In Produktionsunternehmen kann KI vielen Arbeitsschritte unterstützen. Die Anwendungsmöglichkeiten reichen von digitaler Modellierung über Qualitätssicherung bis zu Prozessoptimierung. Digitale Zwillinge sind beispielsweise Produktmodelle, die in realitätsnahen Simulationen bereits vor dem Bau des ersten Prototyps getestet werden. Bilderkennungs-Programme können Produkte in Echtzeit scannen und bei Fehlern die Produktion stoppen. Entsprechend trainiert, erkennt eine KI auch Engstellen in der Produktionskette oder mögliche Qualitätsmängel an den Produkten selbst. Als generative KI schlägt sie unter Umständen sogar auch direkt eine Lösung vor. Richtig vernetzt kann sie auch die Produktionsgeschwindigkeit automatisch an aktuelle Ereignisse anpassen.

Auf das Training kommt es an
Damit KI ihre Aufgabe effizient bewältigen kann, muss sie trainiert werden. Dafür gibt es keine Einheitslösung: Jeder Datensatz muss für seinen spezifischen Zweck geeignet sein. Eine ausreichend große Datenmenge spielt dabei eine Rolle, es gilt jedoch die Regel: ‚Garbage in, garbage out‘ – Die Qualität der Daten muss stimmen. Für eine Bilderkennungs-KI zur Qualitätssicherung bedeutet das etwa, dass nur Aufnahmen eines einwandfreien Produktes als Trainingsgrundlage nicht ausreichen. Die KI sollte ebenfalls auf die einzelnen Arten der Produktionsfehler trainiert werden. Der Datensatz muss außerdem möglichst divers sein, damit die KI nicht nur eine einzige Variante eines Fehlers erkennt. Daten möglicher Risse z.B. sollten also in möglichst vielen Verläufen und Größen vorliegen, um der KI eine gute Grundlage zu bieten.
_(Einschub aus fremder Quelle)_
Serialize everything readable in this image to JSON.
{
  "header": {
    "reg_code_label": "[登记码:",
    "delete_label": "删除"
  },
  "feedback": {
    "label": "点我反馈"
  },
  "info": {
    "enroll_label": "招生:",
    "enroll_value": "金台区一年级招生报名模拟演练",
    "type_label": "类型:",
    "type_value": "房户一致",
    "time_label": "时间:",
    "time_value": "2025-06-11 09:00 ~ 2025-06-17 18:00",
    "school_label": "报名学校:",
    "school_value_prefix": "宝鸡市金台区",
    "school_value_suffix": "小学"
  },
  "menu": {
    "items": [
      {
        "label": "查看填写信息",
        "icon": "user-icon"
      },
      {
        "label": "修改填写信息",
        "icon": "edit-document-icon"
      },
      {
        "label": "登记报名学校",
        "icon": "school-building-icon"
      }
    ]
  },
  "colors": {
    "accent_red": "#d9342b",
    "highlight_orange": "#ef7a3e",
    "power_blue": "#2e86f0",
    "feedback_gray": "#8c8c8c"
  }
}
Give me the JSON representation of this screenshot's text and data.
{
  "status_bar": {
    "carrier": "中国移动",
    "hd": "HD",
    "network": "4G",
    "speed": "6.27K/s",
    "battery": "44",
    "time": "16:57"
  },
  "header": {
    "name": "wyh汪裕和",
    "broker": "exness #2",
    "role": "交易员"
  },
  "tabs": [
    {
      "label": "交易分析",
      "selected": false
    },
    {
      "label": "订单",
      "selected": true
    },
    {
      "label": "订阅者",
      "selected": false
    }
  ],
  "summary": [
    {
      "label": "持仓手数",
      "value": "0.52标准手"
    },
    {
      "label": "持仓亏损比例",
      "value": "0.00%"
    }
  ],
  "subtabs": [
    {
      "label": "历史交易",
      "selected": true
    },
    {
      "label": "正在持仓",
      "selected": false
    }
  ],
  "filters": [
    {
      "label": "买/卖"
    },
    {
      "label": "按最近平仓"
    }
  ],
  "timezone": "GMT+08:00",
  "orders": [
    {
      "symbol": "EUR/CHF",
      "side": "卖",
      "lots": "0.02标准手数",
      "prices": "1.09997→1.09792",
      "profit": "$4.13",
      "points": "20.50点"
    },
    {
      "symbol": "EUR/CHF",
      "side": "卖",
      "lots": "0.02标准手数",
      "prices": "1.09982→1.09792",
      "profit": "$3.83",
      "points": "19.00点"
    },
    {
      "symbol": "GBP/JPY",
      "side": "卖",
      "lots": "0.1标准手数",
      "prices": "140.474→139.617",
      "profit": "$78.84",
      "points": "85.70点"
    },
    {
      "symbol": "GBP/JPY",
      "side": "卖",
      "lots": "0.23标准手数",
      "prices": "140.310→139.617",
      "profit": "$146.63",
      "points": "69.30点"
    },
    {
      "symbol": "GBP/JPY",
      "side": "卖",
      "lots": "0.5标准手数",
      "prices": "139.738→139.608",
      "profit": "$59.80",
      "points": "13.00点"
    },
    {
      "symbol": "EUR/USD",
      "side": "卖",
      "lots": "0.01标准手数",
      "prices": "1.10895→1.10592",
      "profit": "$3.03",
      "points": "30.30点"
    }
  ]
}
Ohne hochwertige Datengrundlage liefert die KI also keine verlässlichen Ergebnisse. Erschwerend kommt in der industriellen Produktion hinzu, dass sich die Daten oft nur geringfügig unterscheiden. In menschlichen Gesichtern können Algorithmen beispielsweise leichter Unterschiede erkennen, als in ein und demselben Bauteil. Daher gilt es, ein besonderes Augenmerk auf die Auswahl der Daten zu legen. Sind die Daten nicht präzise genug an die Aufgabe angepasst, werden auch die Ergebnisse des Algorithmus schwammig: So könnten Risse als Kabel oder Lichtreflexion gedeutet werden und so durch die Qualitätssicherung rutschen. Außerdem muss die Trainingsbasis ausgewogen sein. Ansonsten erkennt die KI manche Fehler häufiger als andere oder schlägt falsch-positiv aus. Unzureichende Trainingsdaten können auch nachgebessert werden, doch auch hier müssen IT-Teams darauf achten, dass neue Daten den Algorithmus nicht in Schieflage bringen.

Was muss die Hardware leisten?
Edge-KI benötigt entsprechende Hardware. Rechen-Ressourcen müssen in der Edge die großen Datenmengen erfordern eine große Bandbreite.
Unternehmen sollten sich also die eigene Netzwerkleistung kennen, bevor sie ein KI-System implementieren. Je nach Anforderungen bieten sich ihnen verschieden Möglichkeiten: Hauseigene Systeme sind auf die anfallenden Aufgaben abgestimmt und liefern schnell Ergebnisse – aber oft teuer in der Entwicklung, Einrichtung und Wartung. Eine Möglichkeit, die unter anderem weniger unternehmenseigenes Knowhow erfordert, sind Managed-Service-Lösungen. Dabei kümmert sich ein externer Provider um die Weiterentwicklung und Anpassung des Systems und stellt gegebenenfalls Netzwerk- und Rechenressourcen zur Verfügung. In Zukunft werden KI-Ergebnisse immer häufiger als Dienstleistung angeboten. Bei „Inference at the Edge“ wendet die KI ihr Wissen auf bisher ungesehene Daten an – betrieben in der Edge und damit fast in Echtzeit, und ohne, dass Unternehmen eigene Infrastruktur oder Software betreiben müssen. Die KI kann nach spezifischen Anforderungen konfiguriert und auf die Unternehmensdaten angewendet werden.
Mit KI in die Zukunft
Einige große Unternehmen setzen Edge-KI bereits ein. So überwacht beispielsweise Procter & Gamble seine chemischen Mischtanks mithilfe eines solchen Systems. In ähnlicher Weise setzt BMW eine Kombination aus Edge Computing und KI ein, um einen Echtzeit-Überblick über seine Montagelinien zu erhalten und so die Effizienz und Sicherheit seiner Fertigungsprozesse zu sichern. Anwendungen für Edge-KI können Anlagenwartung und Qualitätskontrolle verbessern oder in der Entwicklung eingesetzt werden. Die Technologie vermag Daten vor Ort oder in der Nähe ihrer Entstehung zu verarbeiten, und macht sie so in Echtzeit verfügbar.